1915

They Didn’t Believe Me

Jerome Kern (1885–1946)

Jerome Kern, one of the most important American theatre composers of the early 20th century, is my favorite songwriter of the Great American Songbook era. Six of my 100 Songs are Kern’s (and by the way, Jerry Garcia was named after him). Kern wrote more than 700 songs including such classics as “Ol’ Man River,” “Can’t Help Lovin’ Dat Man of Mine,” “A Fine Romance,” “Smoke Gets in Your Eyes” with Otto Harbach, “All the Things You Are,” “Long Ago (and Far Away),” and “The Way You Look Tonight,” which won the Academy Award in 1936 for best song. “The Last Time I Saw Paris” won the award in 1941.

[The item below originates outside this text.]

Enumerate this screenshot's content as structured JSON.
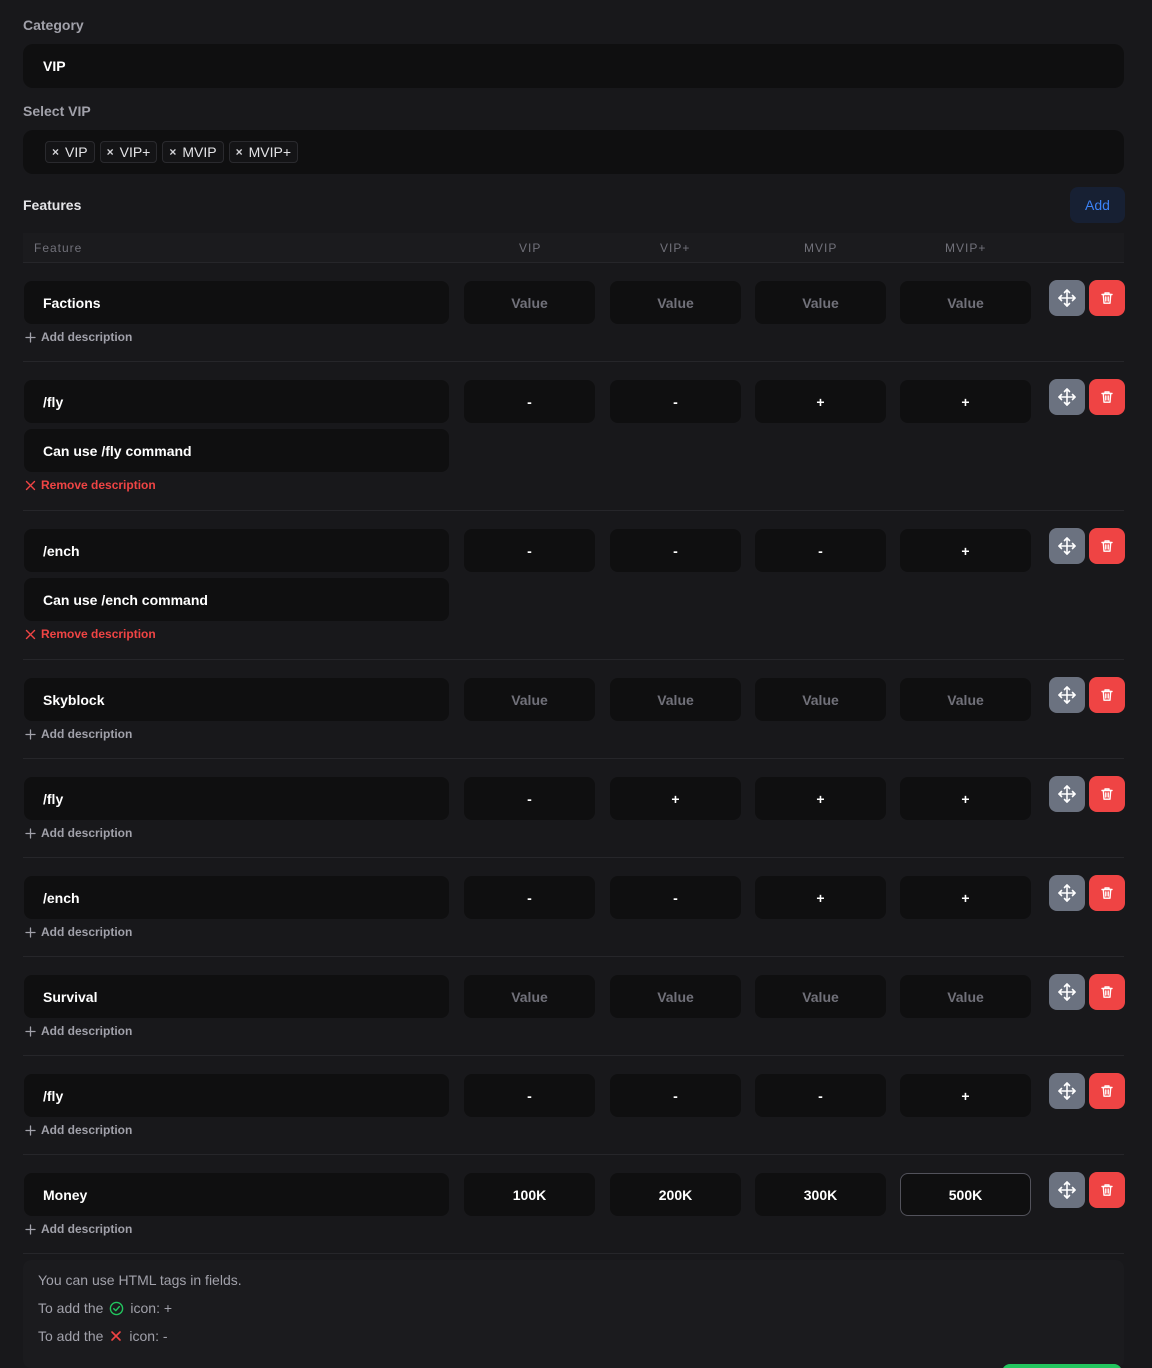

Otto Harbach, Oscar Hammerstein II’s mentor and the lyricist/librettist of about fifty musical comedies, advocated the radical idea that songs in a musical should all further the plot and characterizations, in the manner of Gilbert and Sullivan. Kern, Hammerstein, and Harbach put the philosophy into practice with Show Boat, which also had the distinction of being the first “serious” musical. “They Didn’t Believe Me” is said to be the first jazz-influenced pop song. I find the structure one of the loveliest I have ever heard, more complex, moving, and surprising than any pop song that came before it. However, like many songs of the ‘20s and ‘30s, it was originally done much faster than this.